The key difference between a skill and a golden path is orchestration. A skill performs a focused task when invoked. A golden path sequences multiple skills, manages state between steps, and handles edge cases that arise during complex workflows. For example, a “code review” skill might analyze a single file, while a “comprehensive code review” golden path would orchestrate file discovery, individual analysis, report generation, and summary creation.

The concept comes from platform engineering, where “golden paths” describe paved, well-supported routes for getting common work done. When your team standardizes on a golden path for, say, deploying a microservice, everyone benefits from accumulated knowledge about failure modes, required checks, and integration points. Claude Code brings this same philosophy to AI-assisted development workflows.

When to Use Golden Paths

Golden paths excel in scenarios requiring multiple discrete steps that build on each other. Use them when you need to:

  • Perform end-to-end tasks like “analyze this codebase and generate documentation”
  • Chain together analysis, generation, and validation steps
  • Apply consistent processes across multiple files or components
  • Create reproducible workflows that team members can reuse
  • Onboard new team members to established engineering practices
  • Enforce company or team standards without manual review overhead

For single-step interactions, plain skills remain more appropriate and efficient. If you find yourself wrapping a single skill in a golden path, you are probably over-engineering the solution.

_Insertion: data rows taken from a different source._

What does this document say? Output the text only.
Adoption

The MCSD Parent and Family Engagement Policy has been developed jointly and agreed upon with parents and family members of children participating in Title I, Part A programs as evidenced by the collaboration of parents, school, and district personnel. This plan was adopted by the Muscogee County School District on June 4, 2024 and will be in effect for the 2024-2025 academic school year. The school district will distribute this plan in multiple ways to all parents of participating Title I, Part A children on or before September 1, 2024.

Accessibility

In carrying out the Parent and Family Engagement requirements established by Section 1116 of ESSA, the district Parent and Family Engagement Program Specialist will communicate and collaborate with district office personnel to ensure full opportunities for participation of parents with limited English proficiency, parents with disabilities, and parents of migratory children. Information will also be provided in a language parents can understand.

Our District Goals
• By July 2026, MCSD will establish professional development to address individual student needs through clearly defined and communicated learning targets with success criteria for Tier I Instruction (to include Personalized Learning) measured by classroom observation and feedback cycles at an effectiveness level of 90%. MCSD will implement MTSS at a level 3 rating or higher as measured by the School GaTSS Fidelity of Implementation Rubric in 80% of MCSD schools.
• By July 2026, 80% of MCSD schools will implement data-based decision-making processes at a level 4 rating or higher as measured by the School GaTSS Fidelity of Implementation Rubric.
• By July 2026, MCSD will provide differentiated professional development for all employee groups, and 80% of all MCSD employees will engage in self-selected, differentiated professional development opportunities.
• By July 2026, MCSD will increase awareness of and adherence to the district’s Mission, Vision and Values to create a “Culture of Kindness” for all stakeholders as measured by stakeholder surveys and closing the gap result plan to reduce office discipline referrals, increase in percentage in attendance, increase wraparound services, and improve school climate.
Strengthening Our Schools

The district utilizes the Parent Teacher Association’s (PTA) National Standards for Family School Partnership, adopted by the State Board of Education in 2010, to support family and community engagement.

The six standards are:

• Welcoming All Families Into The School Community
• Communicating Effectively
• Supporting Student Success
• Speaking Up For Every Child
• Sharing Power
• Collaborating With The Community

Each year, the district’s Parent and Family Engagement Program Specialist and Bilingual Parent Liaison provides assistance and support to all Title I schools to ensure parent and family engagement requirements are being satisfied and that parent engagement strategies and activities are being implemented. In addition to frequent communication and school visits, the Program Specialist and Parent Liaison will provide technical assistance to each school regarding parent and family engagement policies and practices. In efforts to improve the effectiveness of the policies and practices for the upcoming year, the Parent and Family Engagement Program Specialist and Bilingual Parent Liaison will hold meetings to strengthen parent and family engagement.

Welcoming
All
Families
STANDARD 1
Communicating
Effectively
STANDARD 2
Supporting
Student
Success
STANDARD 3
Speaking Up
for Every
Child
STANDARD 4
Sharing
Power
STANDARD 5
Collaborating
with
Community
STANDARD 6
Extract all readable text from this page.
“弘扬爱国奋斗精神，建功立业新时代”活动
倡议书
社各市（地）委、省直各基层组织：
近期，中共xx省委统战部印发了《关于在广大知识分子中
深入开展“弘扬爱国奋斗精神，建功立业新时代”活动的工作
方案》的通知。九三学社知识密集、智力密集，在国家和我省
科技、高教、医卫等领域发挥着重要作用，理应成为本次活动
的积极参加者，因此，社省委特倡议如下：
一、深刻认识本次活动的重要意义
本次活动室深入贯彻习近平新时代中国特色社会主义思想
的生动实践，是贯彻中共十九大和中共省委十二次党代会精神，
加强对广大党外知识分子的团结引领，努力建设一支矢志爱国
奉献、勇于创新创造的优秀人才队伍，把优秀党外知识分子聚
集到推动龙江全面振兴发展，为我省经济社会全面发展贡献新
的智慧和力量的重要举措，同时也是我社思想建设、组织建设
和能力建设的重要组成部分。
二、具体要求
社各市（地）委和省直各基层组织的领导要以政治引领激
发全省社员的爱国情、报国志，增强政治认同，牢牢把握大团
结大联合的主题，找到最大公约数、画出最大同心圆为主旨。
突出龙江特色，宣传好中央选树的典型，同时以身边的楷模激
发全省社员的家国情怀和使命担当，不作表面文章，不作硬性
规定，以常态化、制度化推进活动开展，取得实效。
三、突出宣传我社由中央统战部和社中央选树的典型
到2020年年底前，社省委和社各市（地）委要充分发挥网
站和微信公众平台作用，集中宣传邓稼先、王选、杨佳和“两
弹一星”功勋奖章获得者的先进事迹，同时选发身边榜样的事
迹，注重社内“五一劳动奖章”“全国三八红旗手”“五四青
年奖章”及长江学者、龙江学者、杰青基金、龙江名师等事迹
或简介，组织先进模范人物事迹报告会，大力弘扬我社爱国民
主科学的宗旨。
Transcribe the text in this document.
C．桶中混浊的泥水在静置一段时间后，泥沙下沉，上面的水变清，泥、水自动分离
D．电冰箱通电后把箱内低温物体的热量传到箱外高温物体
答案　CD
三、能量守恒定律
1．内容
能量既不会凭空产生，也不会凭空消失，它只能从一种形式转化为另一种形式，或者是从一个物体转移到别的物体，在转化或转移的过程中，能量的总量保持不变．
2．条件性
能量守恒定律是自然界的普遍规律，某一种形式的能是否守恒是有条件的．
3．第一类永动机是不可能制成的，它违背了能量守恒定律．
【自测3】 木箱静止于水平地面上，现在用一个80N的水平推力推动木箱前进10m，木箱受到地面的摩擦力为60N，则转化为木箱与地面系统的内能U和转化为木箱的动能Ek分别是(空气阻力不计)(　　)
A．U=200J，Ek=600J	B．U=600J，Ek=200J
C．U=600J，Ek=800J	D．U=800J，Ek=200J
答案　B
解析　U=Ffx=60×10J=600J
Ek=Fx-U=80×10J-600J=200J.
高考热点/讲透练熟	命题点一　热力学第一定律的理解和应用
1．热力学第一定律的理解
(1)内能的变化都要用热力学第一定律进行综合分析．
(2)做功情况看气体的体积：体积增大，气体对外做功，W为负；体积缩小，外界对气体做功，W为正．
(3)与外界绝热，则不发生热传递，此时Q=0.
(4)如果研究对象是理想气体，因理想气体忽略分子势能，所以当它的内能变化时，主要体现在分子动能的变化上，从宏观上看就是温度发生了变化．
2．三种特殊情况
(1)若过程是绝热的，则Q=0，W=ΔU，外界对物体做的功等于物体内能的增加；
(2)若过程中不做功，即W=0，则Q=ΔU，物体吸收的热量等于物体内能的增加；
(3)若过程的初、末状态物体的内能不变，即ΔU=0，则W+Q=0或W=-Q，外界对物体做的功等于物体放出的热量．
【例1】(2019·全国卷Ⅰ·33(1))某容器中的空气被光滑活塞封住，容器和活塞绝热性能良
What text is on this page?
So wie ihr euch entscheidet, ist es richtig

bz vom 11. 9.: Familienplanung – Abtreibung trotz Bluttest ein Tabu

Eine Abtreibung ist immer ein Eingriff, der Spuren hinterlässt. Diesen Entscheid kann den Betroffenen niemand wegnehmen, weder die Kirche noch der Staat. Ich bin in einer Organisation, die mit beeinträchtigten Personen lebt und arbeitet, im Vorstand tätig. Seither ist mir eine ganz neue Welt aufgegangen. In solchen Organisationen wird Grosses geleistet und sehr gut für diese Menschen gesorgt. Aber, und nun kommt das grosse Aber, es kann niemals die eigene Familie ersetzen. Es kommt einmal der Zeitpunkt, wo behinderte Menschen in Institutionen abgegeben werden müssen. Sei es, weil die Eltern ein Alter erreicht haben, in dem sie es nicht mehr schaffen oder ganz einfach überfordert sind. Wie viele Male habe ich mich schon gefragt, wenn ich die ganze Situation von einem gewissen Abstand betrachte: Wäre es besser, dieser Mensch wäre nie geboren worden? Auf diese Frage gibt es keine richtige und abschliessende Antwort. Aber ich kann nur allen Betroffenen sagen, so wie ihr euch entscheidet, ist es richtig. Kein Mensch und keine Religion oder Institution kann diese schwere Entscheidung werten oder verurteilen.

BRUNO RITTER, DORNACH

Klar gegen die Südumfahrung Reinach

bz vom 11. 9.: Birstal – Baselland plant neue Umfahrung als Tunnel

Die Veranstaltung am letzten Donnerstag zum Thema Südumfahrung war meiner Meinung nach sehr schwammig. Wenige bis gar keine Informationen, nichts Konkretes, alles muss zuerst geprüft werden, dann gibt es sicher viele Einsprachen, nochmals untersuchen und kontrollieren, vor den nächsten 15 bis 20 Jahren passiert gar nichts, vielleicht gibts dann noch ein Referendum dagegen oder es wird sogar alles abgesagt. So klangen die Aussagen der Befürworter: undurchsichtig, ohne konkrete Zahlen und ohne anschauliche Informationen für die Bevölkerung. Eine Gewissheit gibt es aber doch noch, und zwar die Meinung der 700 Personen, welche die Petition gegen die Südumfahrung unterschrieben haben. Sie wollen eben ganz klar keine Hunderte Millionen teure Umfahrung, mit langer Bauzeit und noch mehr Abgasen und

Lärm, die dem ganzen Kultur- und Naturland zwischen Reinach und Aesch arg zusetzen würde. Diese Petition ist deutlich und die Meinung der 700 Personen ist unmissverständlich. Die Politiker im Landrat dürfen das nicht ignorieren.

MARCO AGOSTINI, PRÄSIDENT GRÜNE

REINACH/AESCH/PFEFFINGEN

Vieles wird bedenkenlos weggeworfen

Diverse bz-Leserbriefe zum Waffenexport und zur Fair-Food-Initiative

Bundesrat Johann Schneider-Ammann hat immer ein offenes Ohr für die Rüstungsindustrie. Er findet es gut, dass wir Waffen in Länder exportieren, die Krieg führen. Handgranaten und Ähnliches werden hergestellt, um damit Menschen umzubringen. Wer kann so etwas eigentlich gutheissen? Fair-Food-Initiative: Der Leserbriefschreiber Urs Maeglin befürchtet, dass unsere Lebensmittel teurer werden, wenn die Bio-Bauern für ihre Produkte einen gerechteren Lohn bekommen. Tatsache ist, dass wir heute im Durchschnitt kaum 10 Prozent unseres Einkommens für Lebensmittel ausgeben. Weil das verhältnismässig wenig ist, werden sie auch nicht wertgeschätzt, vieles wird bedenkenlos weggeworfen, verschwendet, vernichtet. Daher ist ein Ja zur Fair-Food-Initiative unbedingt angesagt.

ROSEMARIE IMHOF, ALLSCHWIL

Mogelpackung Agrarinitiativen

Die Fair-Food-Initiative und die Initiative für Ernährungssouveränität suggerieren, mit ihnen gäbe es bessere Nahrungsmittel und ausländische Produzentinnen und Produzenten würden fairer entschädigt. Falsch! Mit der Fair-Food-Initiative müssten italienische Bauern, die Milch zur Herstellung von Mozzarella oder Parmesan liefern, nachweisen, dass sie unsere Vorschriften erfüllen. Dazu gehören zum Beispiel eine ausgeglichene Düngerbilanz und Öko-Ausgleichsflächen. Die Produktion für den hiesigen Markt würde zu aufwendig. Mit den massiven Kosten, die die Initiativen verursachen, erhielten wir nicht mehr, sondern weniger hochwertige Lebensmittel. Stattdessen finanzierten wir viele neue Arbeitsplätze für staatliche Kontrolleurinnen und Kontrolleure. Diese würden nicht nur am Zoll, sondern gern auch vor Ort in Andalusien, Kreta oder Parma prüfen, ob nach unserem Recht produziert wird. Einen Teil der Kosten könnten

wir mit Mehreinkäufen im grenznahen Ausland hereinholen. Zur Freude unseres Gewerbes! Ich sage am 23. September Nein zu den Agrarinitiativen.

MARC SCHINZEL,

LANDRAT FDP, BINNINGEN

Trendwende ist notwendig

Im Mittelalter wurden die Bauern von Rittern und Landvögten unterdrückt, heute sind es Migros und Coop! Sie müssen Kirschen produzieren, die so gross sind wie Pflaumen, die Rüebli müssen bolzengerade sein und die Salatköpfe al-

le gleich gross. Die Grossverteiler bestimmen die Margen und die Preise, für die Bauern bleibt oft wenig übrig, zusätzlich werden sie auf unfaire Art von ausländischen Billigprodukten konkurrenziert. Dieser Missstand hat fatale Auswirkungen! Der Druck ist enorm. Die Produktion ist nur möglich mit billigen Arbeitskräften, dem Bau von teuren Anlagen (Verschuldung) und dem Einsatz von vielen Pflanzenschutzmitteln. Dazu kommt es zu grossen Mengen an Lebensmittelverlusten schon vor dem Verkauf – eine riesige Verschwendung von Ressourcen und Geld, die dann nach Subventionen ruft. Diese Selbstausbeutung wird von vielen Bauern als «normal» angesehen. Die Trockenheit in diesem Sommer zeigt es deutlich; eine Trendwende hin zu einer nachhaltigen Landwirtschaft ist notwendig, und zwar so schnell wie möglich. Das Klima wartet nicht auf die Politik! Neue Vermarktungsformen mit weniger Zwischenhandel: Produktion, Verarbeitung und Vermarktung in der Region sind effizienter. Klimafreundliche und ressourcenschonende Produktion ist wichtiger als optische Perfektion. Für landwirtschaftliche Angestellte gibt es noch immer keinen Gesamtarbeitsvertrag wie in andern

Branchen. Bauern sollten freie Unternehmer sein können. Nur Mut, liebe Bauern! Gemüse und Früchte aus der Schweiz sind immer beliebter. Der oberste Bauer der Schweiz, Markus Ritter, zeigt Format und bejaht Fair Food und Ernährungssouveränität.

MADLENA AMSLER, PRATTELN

Golden Paths vs. Plain Skills: A Comparison

Aspect Plain Skill Golden Path
Scope Single focused task Multi-step pipeline
State management Stateless Passes state between steps
Use case Quick, specific actions End-to-end workflows
Setup complexity Low Medium to high
Reuse value High for individual tasks High for repeated processes
Team value Good for individuals Excellent for teams

Setting Up Your First Golden Path

Claude Code provides several built-in golden path templates. how to invoke and customize them.

Listing Available Templates

To discover available golden paths, use the templates skill or check your skills directory:

claude
or
ls ~/.claude/skills/*golden-path*

Common templates include code-review, documentation-generator, refactoring-pipeline, and test-generation workflows.

Your project’s .claude/workflows/ directory is where custom golden paths live. You can commit this directory to version control so the entire team benefits from shared workflow definitions.

Invoking a Golden Path

Most golden paths accept parameters to customize their behavior:

claude /code-review

This invokes the code-review golden path against the ./src directory with a security focus. Parameters vary by template, so always check the template documentation.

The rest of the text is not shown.